Hildegard von Bingen (1098-1179) ist eine der ungewöhnlichsten Frauengestalten der christlichen Geistesgeschichte. Die Strahlkraft ihrer Persönlichkeit und Spiritualität hält bis heute an. Ihr universales
Weltbild umfasste Theologie, Medizin, Musik, Ethik und Naturkunde/Kosmologie. In der Theologie hat sie maßgeblich daran mitgearbeitet, das strenge Bild Gottes als Richter abzumildern. Als Naturheilkundlerin integrierte sie die Erkenntnisse der arabischen Heilkunde in die abendländische Medizin und übernahm Erkenntnisse bezüglich der Heilwirkung von Pflanzen. Als Musikerin schuf sie mit dem Werk „Ordo virtutum“ ein neues Genre.
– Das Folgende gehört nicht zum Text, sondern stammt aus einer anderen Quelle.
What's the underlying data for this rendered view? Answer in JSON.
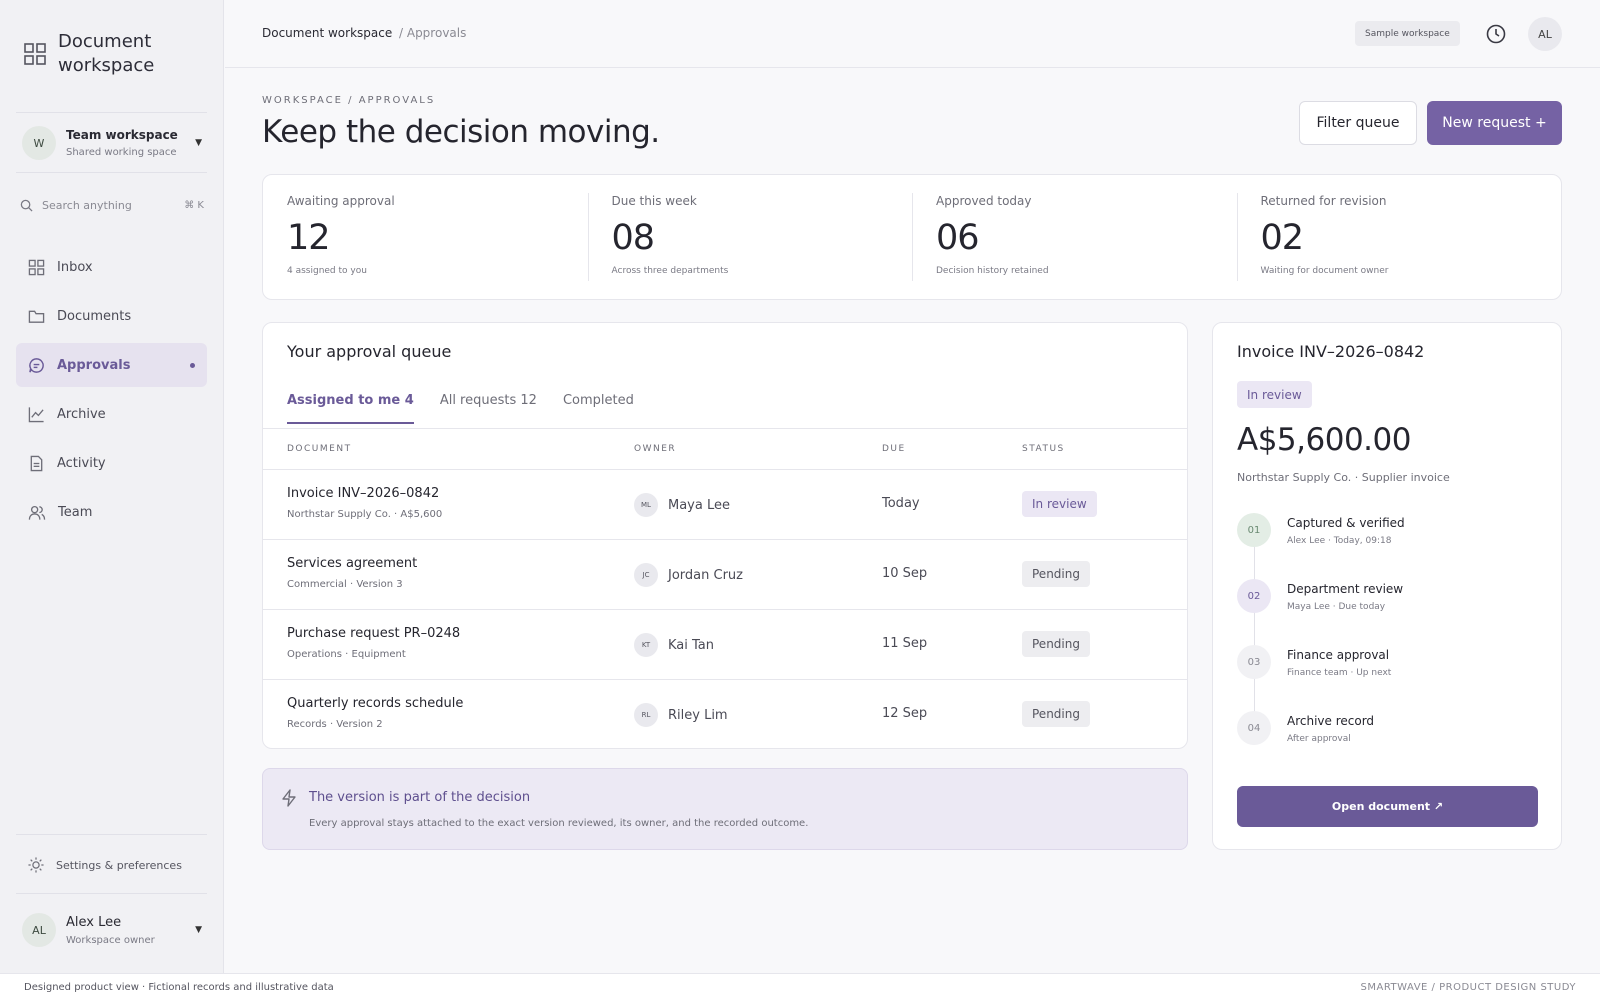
{
  "sidebar": {
    "brand": "Document workspace",
    "workspace": {
      "initial": "W",
      "name": "Team workspace",
      "subtitle": "Shared working space"
    },
    "search": {
      "placeholder": "Search anything",
      "shortcut": "⌘ K"
    },
    "nav": [
      {
        "label": "Inbox",
        "icon": "grid-icon"
      },
      {
        "label": "Documents",
        "icon": "folder-icon"
      },
      {
        "label": "Approvals",
        "icon": "chat-icon",
        "active": true
      },
      {
        "label": "Archive",
        "icon": "chart-line-icon"
      },
      {
        "label": "Activity",
        "icon": "file-icon"
      },
      {
        "label": "Team",
        "icon": "users-icon"
      }
    ],
    "settings_label": "Settings & preferences",
    "user": {
      "initials": "AL",
      "name": "Alex Lee",
      "role": "Workspace owner"
    }
  },
  "topbar": {
    "crumb_main": "Document workspace",
    "crumb_sub": "/ Approvals",
    "sample_badge": "Sample workspace",
    "avatar": "AL"
  },
  "header": {
    "eyebrow": "WORKSPACE / APPROVALS",
    "title": "Keep the decision moving.",
    "filter_label": "Filter queue",
    "new_label": "New request +"
  },
  "stats": [
    {
      "label": "Awaiting approval",
      "value": "12",
      "sub": "4 assigned to you"
    },
    {
      "label": "Due this week",
      "value": "08",
      "sub": "Across three departments"
    },
    {
      "label": "Approved today",
      "value": "06",
      "sub": "Decision history retained"
    },
    {
      "label": "Returned for revision",
      "value": "02",
      "sub": "Waiting for document owner"
    }
  ],
  "queue": {
    "title": "Your approval queue",
    "tabs": [
      "Assigned to me 4",
      "All requests 12",
      "Completed"
    ],
    "columns": [
      "DOCUMENT",
      "OWNER",
      "DUE",
      "STATUS"
    ],
    "rows": [
      {
        "name": "Invoice INV–2026–0842",
        "sub": "Northstar Supply Co. · A$5,600",
        "owner_initials": "ML",
        "owner": "Maya Lee",
        "due": "Today",
        "status": "In review"
      },
      {
        "name": "Services agreement",
        "sub": "Commercial · Version 3",
        "owner_initials": "JC",
        "owner": "Jordan Cruz",
        "due": "10 Sep",
        "status": "Pending"
      },
      {
        "name": "Purchase request PR–0248",
        "sub": "Operations · Equipment",
        "owner_initials": "KT",
        "owner": "Kai Tan",
        "due": "11 Sep",
        "status": "Pending"
      },
      {
        "name": "Quarterly records schedule",
        "sub": "Records · Version 2",
        "owner_initials": "RL",
        "owner": "Riley Lim",
        "due": "12 Sep",
        "status": "Pending"
      }
    ]
  },
  "note": {
    "title": "The version is part of the decision",
    "body": "Every approval stays attached to the exact version reviewed, its owner, and the recorded outcome."
  },
  "detail": {
    "title": "Invoice INV–2026–0842",
    "badge": "In review",
    "amount": "A$5,600.00",
    "sub": "Northstar Supply Co. · Supplier invoice",
    "steps": [
      {
        "num": "01",
        "title": "Captured & verified",
        "sub": "Alex Lee · Today, 09:18"
      },
      {
        "num": "02",
        "title": "Department review",
        "sub": "Maya Lee · Due today"
      },
      {
        "num": "03",
        "title": "Finance approval",
        "sub": "Finance team · Up next"
      },
      {
        "num": "04",
        "title": "Archive record",
        "sub": "After approval"
      }
    ],
    "open_label": "Open document ↗"
  },
  "footer": {
    "left": "Designed product view · Fictional records and illustrative data",
    "right": "SMARTWAVE / PRODUCT DESIGN STUDY"
  },
  "colors": {
    "accent": "#7562a4",
    "accent_dark": "#6a5a98",
    "accent_soft": "#ebe7f4"
  }
}
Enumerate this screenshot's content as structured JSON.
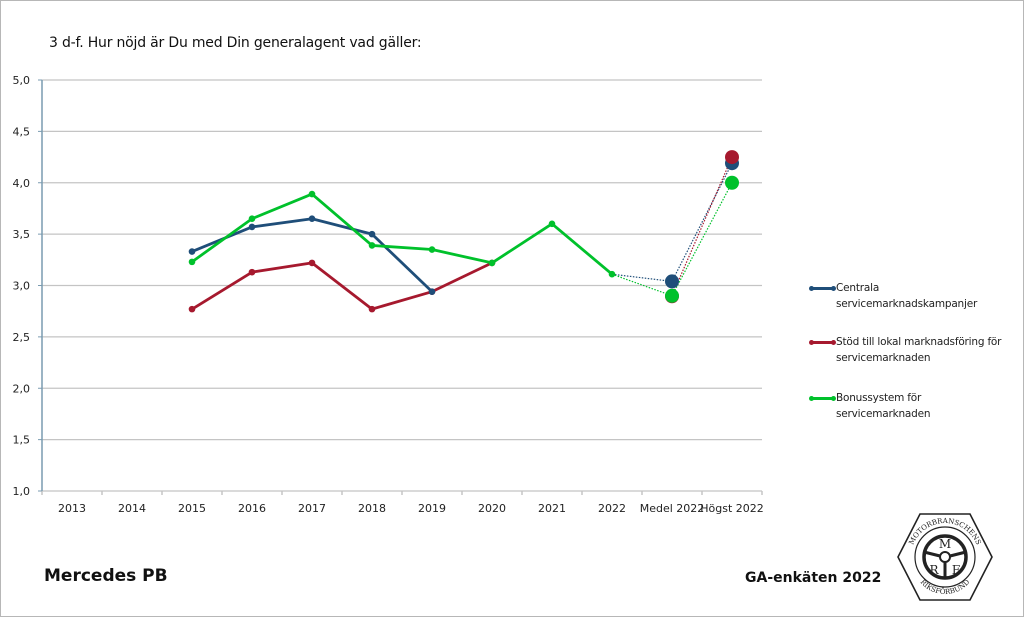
{
  "page": {
    "question": "3 d-f. Hur nöjd är Du med Din generalagent vad gäller:",
    "brand": "Mercedes PB",
    "survey": "GA-enkäten 2022",
    "logo": {
      "top_text": "MOTORBRANSCHENS",
      "bottom_text": "RIKSFÖRBUND",
      "letters": [
        "M",
        "R",
        "F"
      ]
    }
  },
  "chart_data": {
    "type": "line",
    "title": "3 d-f. Hur nöjd är Du med Din generalagent vad gäller:",
    "xlabel": "",
    "ylabel": "",
    "categories": [
      "2013",
      "2014",
      "2015",
      "2016",
      "2017",
      "2018",
      "2019",
      "2020",
      "2021",
      "2022",
      "Medel 2022",
      "Högst 2022"
    ],
    "ylim": [
      1.0,
      5.0
    ],
    "yticks": [
      "1,0",
      "1,5",
      "2,0",
      "2,5",
      "3,0",
      "3,5",
      "4,0",
      "4,5",
      "5,0"
    ],
    "ytick_values": [
      1.0,
      1.5,
      2.0,
      2.5,
      3.0,
      3.5,
      4.0,
      4.5,
      5.0
    ],
    "grid": true,
    "legend_position": "right",
    "series": [
      {
        "name": "Centrala servicemarknadskampanjer",
        "color": "#1f4e79",
        "values": [
          null,
          null,
          3.33,
          3.57,
          3.65,
          3.5,
          2.94,
          null,
          null,
          null
        ],
        "medel_2022": 3.04,
        "hogst_2022": 4.19
      },
      {
        "name": "Stöd till lokal marknadsföring för servicemarknaden",
        "color": "#a6192e",
        "values": [
          null,
          null,
          2.77,
          3.13,
          3.22,
          2.77,
          2.94,
          3.22,
          null,
          null
        ],
        "medel_2022": 2.9,
        "hogst_2022": 4.25
      },
      {
        "name": "Bonussystem för servicemarknaden",
        "color": "#00c12b",
        "values": [
          null,
          null,
          3.23,
          3.65,
          3.89,
          3.39,
          3.35,
          3.22,
          3.6,
          3.11
        ],
        "medel_2022": 2.9,
        "hogst_2022": 4.0
      }
    ]
  }
}
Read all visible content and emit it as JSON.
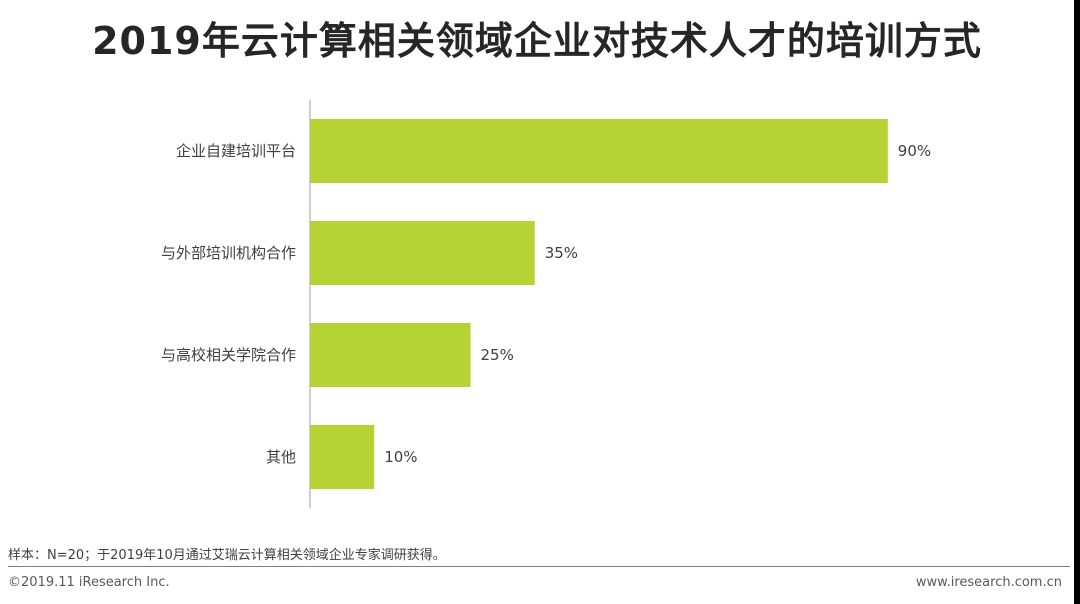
{
  "title": "2019年云计算相关领域企业对技术人才的培训方式",
  "chart_data": {
    "type": "bar",
    "orientation": "horizontal",
    "categories": [
      "企业自建培训平台",
      "与外部培训机构合作",
      "与高校相关学院合作",
      "其他"
    ],
    "values": [
      90,
      35,
      25,
      10
    ],
    "value_labels": [
      "90%",
      "35%",
      "25%",
      "10%"
    ],
    "xlim": [
      0,
      100
    ],
    "color": "#b5d334",
    "axis_color": "#bfbfbf"
  },
  "footer": {
    "note": "样本：N=20；于2019年10月通过艾瑞云计算相关领域企业专家调研获得。",
    "copyright": "©2019.11 iResearch Inc.",
    "website": "www.iresearch.com.cn"
  }
}
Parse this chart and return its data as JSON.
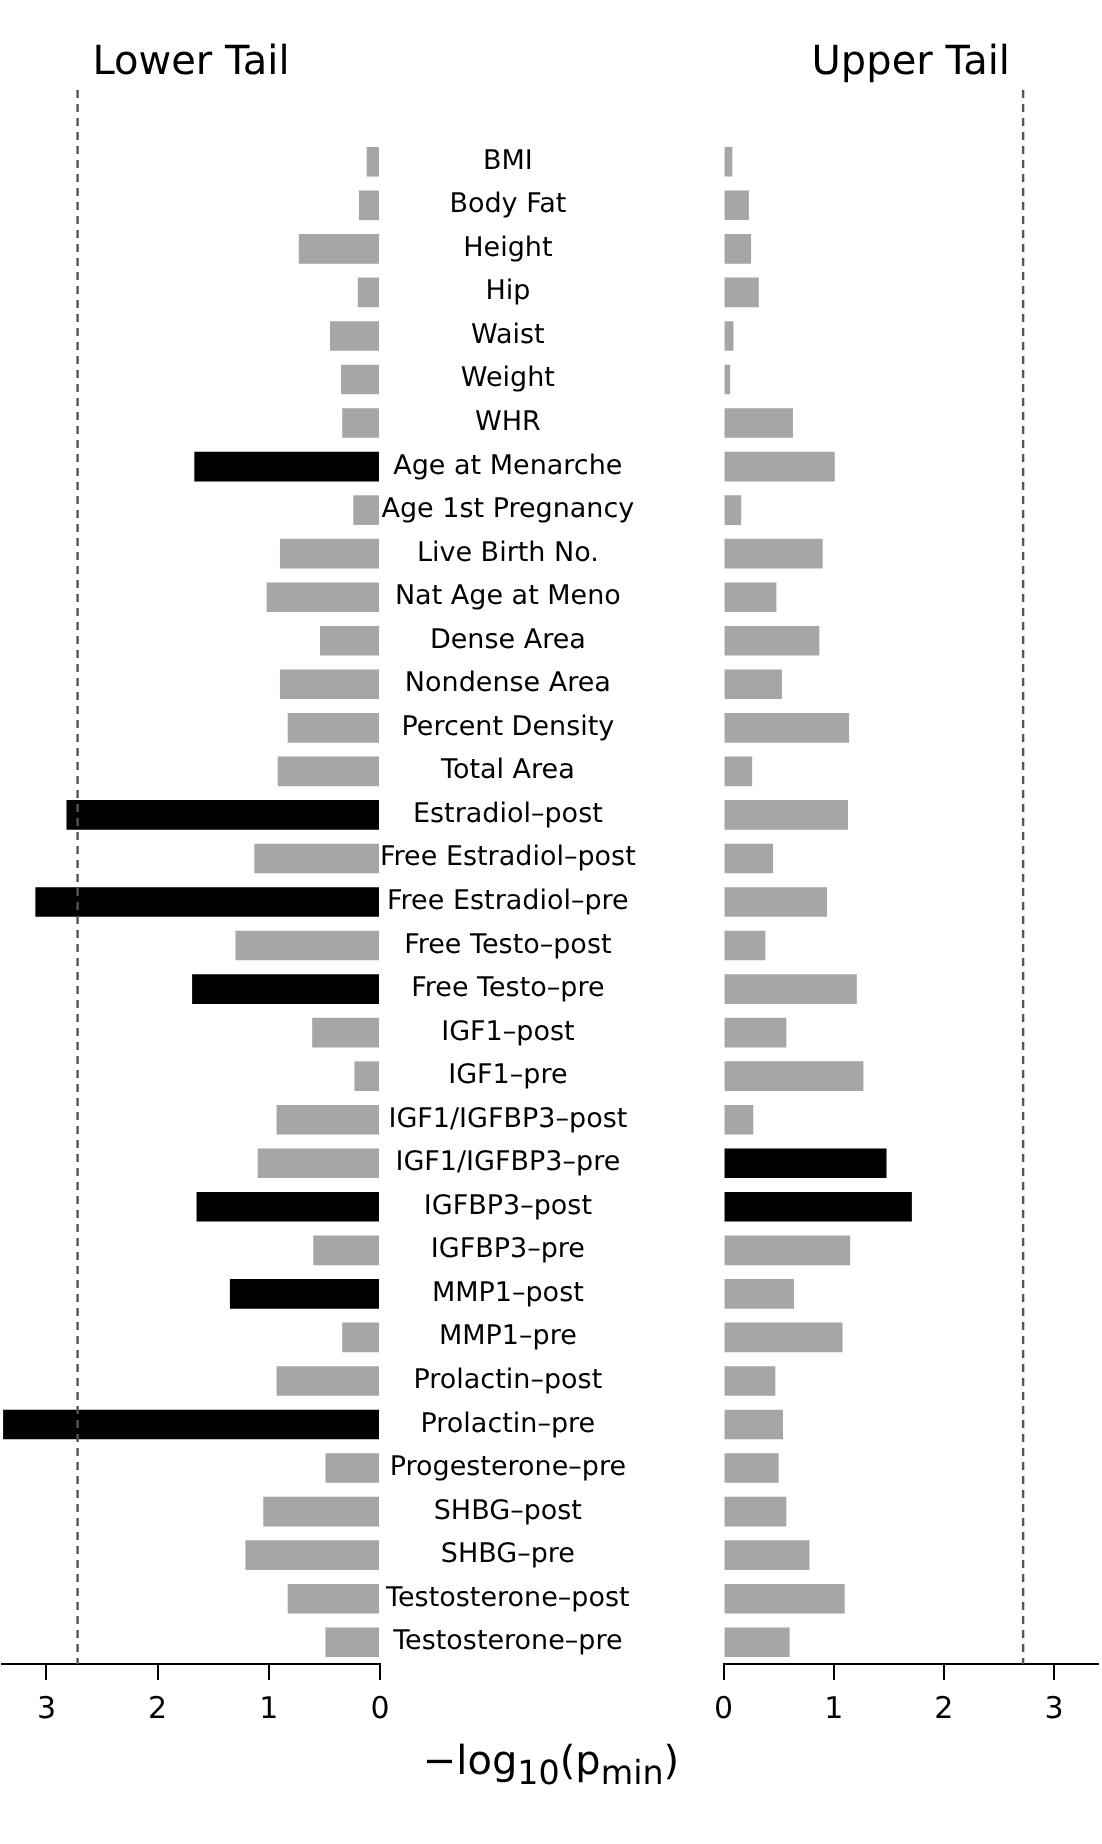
{
  "chart_data": [
    {
      "type": "bar",
      "orientation": "horizontal",
      "title": "Lower Tail",
      "xlabel": "−log$_{10}$(p$_{min}$)",
      "categories": [
        "BMI",
        "Body Fat",
        "Height",
        "Hip",
        "Waist",
        "Weight",
        "WHR",
        "Age at Menarche",
        "Age 1st Pregnancy",
        "Live Birth No.",
        "Nat Age at Meno",
        "Dense Area",
        "Nondense Area",
        "Percent Density",
        "Total Area",
        "Estradiol–post",
        "Free Estradiol–post",
        "Free Estradiol–pre",
        "Free Testo–post",
        "Free Testo–pre",
        "IGF1–post",
        "IGF1–pre",
        "IGF1/IGFBP3–post",
        "IGF1/IGFBP3–pre",
        "IGFBP3–post",
        "IGFBP3–pre",
        "MMP1–post",
        "MMP1–pre",
        "Prolactin–post",
        "Prolactin–pre",
        "Progesterone–pre",
        "SHBG–post",
        "SHBG–pre",
        "Testosterone–post",
        "Testosterone–pre"
      ],
      "values": [
        0.12,
        0.19,
        0.73,
        0.2,
        0.45,
        0.35,
        0.34,
        1.67,
        0.24,
        0.9,
        1.02,
        0.54,
        0.9,
        0.83,
        0.92,
        2.82,
        1.13,
        3.1,
        1.3,
        1.69,
        0.61,
        0.23,
        0.93,
        1.1,
        1.65,
        0.6,
        1.35,
        0.34,
        0.93,
        3.39,
        0.49,
        1.05,
        1.21,
        0.83,
        0.49
      ],
      "colors": [
        "#a6a6a6",
        "#a6a6a6",
        "#a6a6a6",
        "#a6a6a6",
        "#a6a6a6",
        "#a6a6a6",
        "#a6a6a6",
        "#000000",
        "#a6a6a6",
        "#a6a6a6",
        "#a6a6a6",
        "#a6a6a6",
        "#a6a6a6",
        "#a6a6a6",
        "#a6a6a6",
        "#000000",
        "#a6a6a6",
        "#000000",
        "#a6a6a6",
        "#000000",
        "#a6a6a6",
        "#a6a6a6",
        "#a6a6a6",
        "#a6a6a6",
        "#000000",
        "#a6a6a6",
        "#000000",
        "#a6a6a6",
        "#a6a6a6",
        "#000000",
        "#a6a6a6",
        "#a6a6a6",
        "#a6a6a6",
        "#a6a6a6",
        "#a6a6a6"
      ],
      "xlim": [
        3.4,
        0
      ],
      "xticks": [
        3,
        2,
        1,
        0
      ],
      "grid": false,
      "ref_lines": [
        {
          "axis": "x",
          "value": 2.72,
          "line_style": "dashed",
          "color": "#555555"
        }
      ]
    },
    {
      "type": "bar",
      "orientation": "horizontal",
      "title": "Upper Tail",
      "tick_labels": "x",
      "categories": [
        null,
        null,
        null,
        null,
        null,
        null,
        null,
        null,
        null,
        null,
        null,
        null,
        null,
        null,
        null,
        null,
        null,
        null,
        null,
        null,
        null,
        null,
        null,
        null,
        null,
        null,
        null,
        null,
        null,
        null,
        null,
        null,
        null,
        null,
        null
      ],
      "values": [
        0.08,
        0.23,
        0.25,
        0.32,
        0.09,
        0.06,
        0.63,
        1.01,
        0.16,
        0.9,
        0.48,
        0.87,
        0.53,
        1.14,
        0.26,
        1.13,
        0.45,
        0.94,
        0.38,
        1.21,
        0.57,
        1.27,
        0.27,
        1.48,
        1.71,
        1.15,
        0.64,
        1.08,
        0.47,
        0.54,
        0.5,
        0.57,
        0.78,
        1.1,
        0.6
      ],
      "colors": [
        "#a6a6a6",
        "#a6a6a6",
        "#a6a6a6",
        "#a6a6a6",
        "#a6a6a6",
        "#a6a6a6",
        "#a6a6a6",
        "#a6a6a6",
        "#a6a6a6",
        "#a6a6a6",
        "#a6a6a6",
        "#a6a6a6",
        "#a6a6a6",
        "#a6a6a6",
        "#a6a6a6",
        "#a6a6a6",
        "#a6a6a6",
        "#a6a6a6",
        "#a6a6a6",
        "#a6a6a6",
        "#a6a6a6",
        "#a6a6a6",
        "#a6a6a6",
        "#000000",
        "#000000",
        "#a6a6a6",
        "#a6a6a6",
        "#a6a6a6",
        "#a6a6a6",
        "#a6a6a6",
        "#a6a6a6",
        "#a6a6a6",
        "#a6a6a6",
        "#a6a6a6",
        "#a6a6a6"
      ],
      "xlim": [
        0,
        3.4
      ],
      "xticks": [
        0,
        1,
        2,
        3
      ],
      "grid": false,
      "ref_lines": [
        {
          "axis": "x",
          "value": 2.72,
          "line_style": "dashed",
          "color": "#555555"
        }
      ]
    }
  ]
}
Sie entwickelte eine neue religiöse Anthropologie, in der sie die Stellung des Menschen im Kosmos neu bestimmte und ein Heilsverständnis für den Menschen entwickelte, in dem seine Leiblichkeit, seine Psyche und der Glaube in einer Ganzheit aufeinander bezogen waren.
Klöster waren für die Menschen des Mittelalters nicht nur ein Ort der religiösen Besinnung und der Einkehr. Meist waren sie auch die einzige Hoffnung auf medizinische Versorgung. Denn hinter den Klostermauern wurde das antike medizinische Wissen der alten Griechen, Römer und Araber bewahrt.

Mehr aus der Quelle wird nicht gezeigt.